人の顔が覚えられない

ずっと前から自覚していることなのだけれど、私はひとの顔を覚えるのが苦手だ。
もっと言うと、なんというか、人の顔をちゃんと見ることを拒絶している自分がいる気がする。この拒絶は昔よりはましになったかなと思いたいのだけど、未だに人物判別能力が雑魚なのをみると、どうやら変わってないらしい。
聲の形で、主人公が他の人の顔をちゃんと見られずにぐちゃぐちゃと線で隠されている表現があったけど、今それを思い出して、何年か前も同じようにこの描写と自分を対照させて逡巡していたのも思い出した。当時の私は何を考えていたのだろうか。

私は記憶力が良い方だと思っている。そうであるはずだと思っている。でも、そう思っていたはずなのに、なんとなく自分の脳の隙間からいろいろなことがこぼれていっているのを、近年感じる。

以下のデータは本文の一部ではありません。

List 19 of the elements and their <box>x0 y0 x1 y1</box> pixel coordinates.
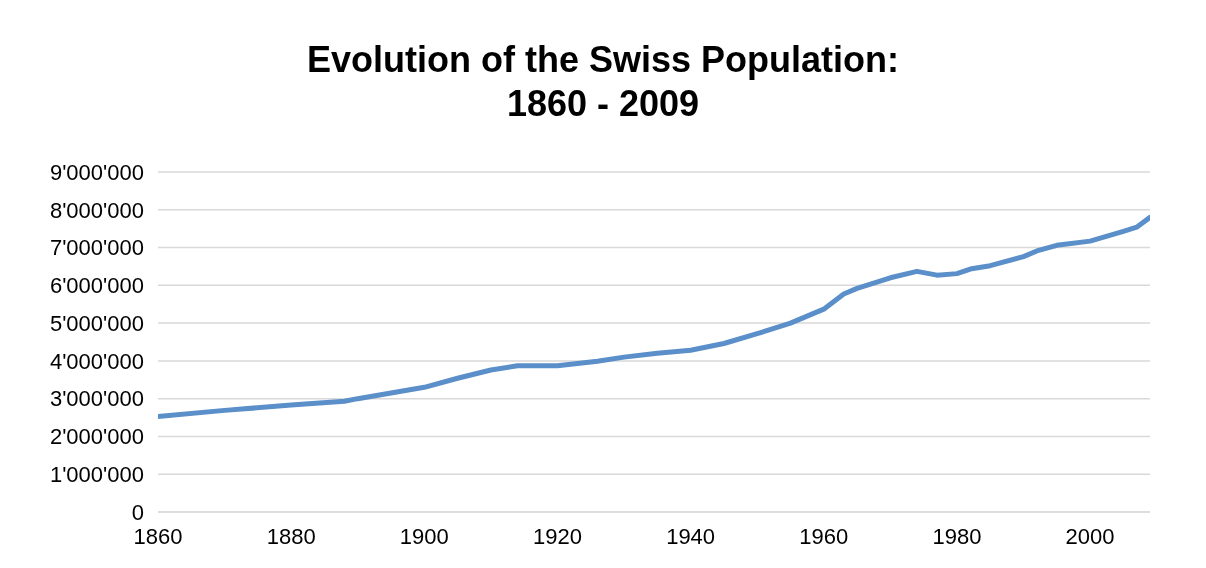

この間仕事術の本を読んだんです。コミック版ではあるんですが…….. で、その漫画内に出てくるシゴデキ枠の人が、人の顔を覚えられるように出会った人の顔をスケッチしたノートを作っていたんです。
また別の記憶になるんですが、大分前にappstoreで確かウィンドウショッピングをしていたときに、今まで出会った人とそのエピソードをまとめるためのアプリケーションを見つけたんです。
この両方を思い出して、そして自分の記憶の消失を思い出して、私も人のことを覚えられるように、そのアプリを使ったりして今まで出会った人の総プロフを作った方が良いのかなとちょっと思ったりしました。
私がそれを作るとなると、「個人的解釈」さらには個人的関係性解釈までたぶんに盛り込みそうで、かなりキモイものになるだろうなと思う。でも、私が他人に向けている最たる目がそれだから、他人に対する興味のいちばんの源泉がそれだから、そこまでしないときっと誰のことも覚えられないんだろうなと。それが気持ち悪くて、悔しい。

私はやっぱり他人と仲良くなれないんだということが最近分かり始めた。大学入って3年目、やっぱりここでも無理だったんだということを、もともとの自分の本質としてそうなのだということをまた認めないといけない時期にもうなってしまった。やっぱり私は同じ世界には居続けられない。昔はそういう暮らしがほぼ強制的だったのだけれど、それが私には好都合だった。そういう暮らしが私をそうさせたという部分も、まああるのだろうけれど。

他人と仲良くなれないといっても、決していじめられたりしているわけではない。でもわたしだけ、みんなが知っていることを知らなかったりする。私の脳内が個人的解釈で埋められているのは、埋めざるを得ないのは、たぶんこれが原因で。ほんとに後になって知らされたりする。「大泉洋みたいだよ笑」って笑っちゃいそうになるけど笑えない。大泉洋も私と同じ気持ちになってたらどうしようかと思うとその方をネタにして笑えない。こんな文をおお真面目に書いてる自分には笑ってしまうけど。

だからといって、みんなに色々情報を共有してほしいとか、もっと遊びに誘ってほしいとかそういうわけでは多分ないのだと思う。陰キャアピール寂しいアピールムーブを周りにさんざん(正確にはちょくちょくなはず……)やっておきながら(振り返るとえげつないことをしている)、自分が何を求めているのか、自分はあまり分かっていない。私が情報格差でゆるゆると首を絞め殺されているのは、私が他人を知ろうとする行動を自分から取ってきていないことにもあるのだと思う。人の顔を覚えられないのは私に人と仲良くなる気がないからなんじゃないかと問い詰められているような気持ちでいる。

他の人にはあるものが、自分にだけ欠けているのかもしれない、ということが、ただただ、どうしようもなく悲しいのだと思う。